Endangered House Members Began 2024 With Campaign Cash Cushions

Feb. 1, 2024, 6:28 PM UTC

Vulnerable House lawmakers in both parties are raising money at a strong pace as the outcome of their swing-seat races will be key to determining who controls the chamber next year.

A Bloomberg Government analysis of the latest campaign-finance reports, out overnight, show how seriously swing-seat lawmakers are taking their contests this fall.

The National Republican Congressional Committee put 25 sitting members in its “Patriot” incumbent-protection program, and that group began 2024 with an average of $1.8 million on hand, according to the Federal Election Commission documents.

The 28 House Democrats considered by their party to have the most difficult re-election campaigns were not far behind and had $1.4 million on average in their campaign accounts.

Candidate fundraising and spending will intensify over the next nine months, supplemented by independent expenditures by the House campaign committees and also from super-PACs that can raise money in unlimited amounts.

The first primaries are on March 5 including in California, home to four of the ten best-funded vulnerable Republicans: Michelle Steel ($3 million), Young Kim ($2.5 million), Ken Calvert ($2.5 million), and Mike Garcia ($1.8 million).

Garcia’s likely Democratic opponent, former NASA chief of staff George Whitesides, began the year with more cash ($2.3 million) than the incumbent.

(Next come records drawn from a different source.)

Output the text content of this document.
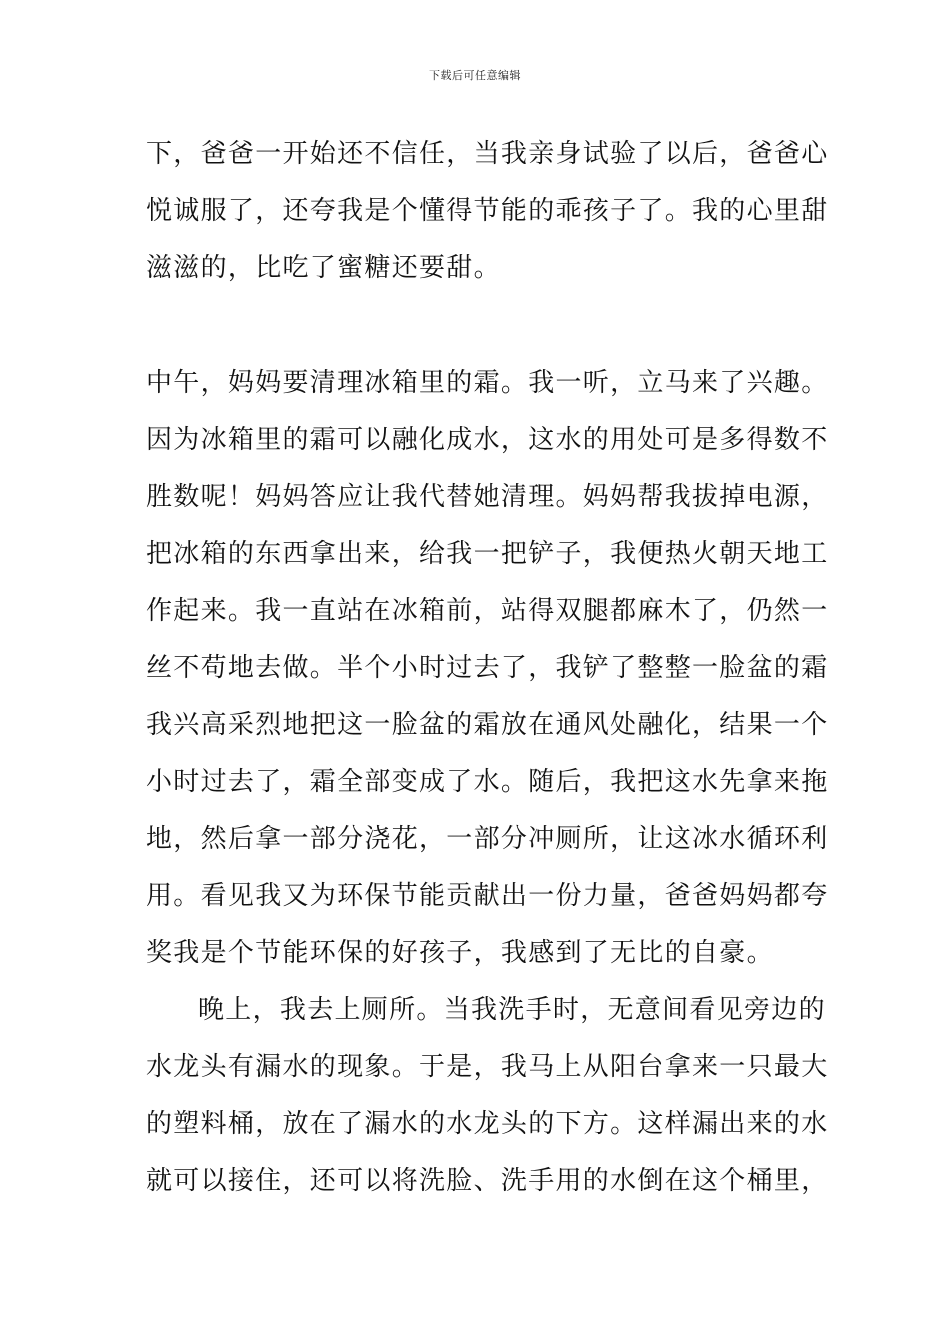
下载后可任意编辑
下，爸爸一开始还不信任，当我亲身试验了以后，爸爸心
悦诚服了，还夸我是个懂得节能的乖孩子了。我的心里甜
滋滋的，比吃了蜜糖还要甜。
中午，妈妈要清理冰箱里的霜。我一听，立马来了兴趣。
因为冰箱里的霜可以融化成水，这水的用处可是多得数不
胜数呢！妈妈答应让我代替她清理。妈妈帮我拔掉电源，
把冰箱的东西拿出来，给我一把铲子，我便热火朝天地工
作起来。我一直站在冰箱前，站得双腿都麻木了，仍然一
丝不苟地去做。半个小时过去了，我铲了整整一脸盆的霜
我兴高采烈地把这一脸盆的霜放在通风处融化，结果一个
小时过去了，霜全部变成了水。随后，我把这水先拿来拖
地，然后拿一部分浇花，一部分冲厕所，让这冰水循环利
用。看见我又为环保节能贡献出一份力量，爸爸妈妈都夸
奖我是个节能环保的好孩子，我感到了无比的自豪。
晚上，我去上厕所。当我洗手时，无意间看见旁边的
水龙头有漏水的现象。于是，我马上从阳台拿来一只最大
的塑料桶，放在了漏水的水龙头的下方。这样漏出来的水
就可以接住，还可以将洗脸、洗手用的水倒在这个桶里，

Whitesides this week was included in the Democratic Congressional Campaign Committee’s initial slate of 17 candidates in its “Red to Blue” program targeting competitive Republican-held districts.

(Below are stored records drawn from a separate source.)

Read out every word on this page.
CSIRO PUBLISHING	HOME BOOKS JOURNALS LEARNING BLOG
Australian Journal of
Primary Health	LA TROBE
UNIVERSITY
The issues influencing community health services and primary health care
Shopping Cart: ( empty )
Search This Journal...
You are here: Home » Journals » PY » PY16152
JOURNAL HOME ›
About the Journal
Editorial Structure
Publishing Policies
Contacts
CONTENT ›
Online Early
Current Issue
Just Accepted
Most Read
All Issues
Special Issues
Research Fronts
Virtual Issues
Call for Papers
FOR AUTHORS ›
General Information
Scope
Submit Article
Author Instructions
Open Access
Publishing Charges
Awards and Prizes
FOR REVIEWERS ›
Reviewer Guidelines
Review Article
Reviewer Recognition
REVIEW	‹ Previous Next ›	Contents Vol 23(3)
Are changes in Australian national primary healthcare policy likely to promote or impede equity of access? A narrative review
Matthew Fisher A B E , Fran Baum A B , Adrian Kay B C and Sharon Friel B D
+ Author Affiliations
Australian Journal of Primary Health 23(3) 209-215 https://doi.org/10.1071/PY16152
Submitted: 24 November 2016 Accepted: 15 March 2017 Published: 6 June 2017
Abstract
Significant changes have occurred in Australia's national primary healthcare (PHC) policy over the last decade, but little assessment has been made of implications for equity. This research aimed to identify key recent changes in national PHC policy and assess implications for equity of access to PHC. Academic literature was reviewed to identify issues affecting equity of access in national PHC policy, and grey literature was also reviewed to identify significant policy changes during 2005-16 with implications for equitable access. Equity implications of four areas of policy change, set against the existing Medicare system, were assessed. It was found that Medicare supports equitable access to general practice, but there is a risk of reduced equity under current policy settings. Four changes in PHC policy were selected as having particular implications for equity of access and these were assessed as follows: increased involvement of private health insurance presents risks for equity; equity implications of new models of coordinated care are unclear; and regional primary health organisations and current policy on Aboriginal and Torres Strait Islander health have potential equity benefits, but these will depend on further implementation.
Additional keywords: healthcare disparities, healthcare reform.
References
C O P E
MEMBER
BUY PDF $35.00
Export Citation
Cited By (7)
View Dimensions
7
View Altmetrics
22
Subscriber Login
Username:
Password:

Calvert, the House Appropriations Defense Subcommittee Chair from Riverside County, more than doubled his $1 million cash total from the beginning of 2022 after defeating Democrat Will Rollins by fewer than 5 percentage points.

Rollins, a former federal prosecutor, is seeking a rematch and had $2.2 million cash-on-hand compared with $283,000 at this point two years ago. He also made the DCCC’s Red to Blue roster.

The best-funded of the DCCC’s 28 “Frontline” Democrats is Rep. Pat Ryan ($2.21 million), who was the only New York Democrat to win a swing district in an unusually subpar 2022 election year for his state party.

Rep. Marie Gluesenkamp Perez, the only House Democrat first elected in November 2022 from a district President Joe Biden didn’t carry in the 2020 presidential election, had $2.18 million left to spend as she geared up for a potential rematch with Joe Kent, an Army veteran aligned with Donald Trump.

The 25 Republicans in the NRCC’s Patriot program include all 17 from districts that Biden won. The 28 Frontline Democrats include the five from districts Trump carried.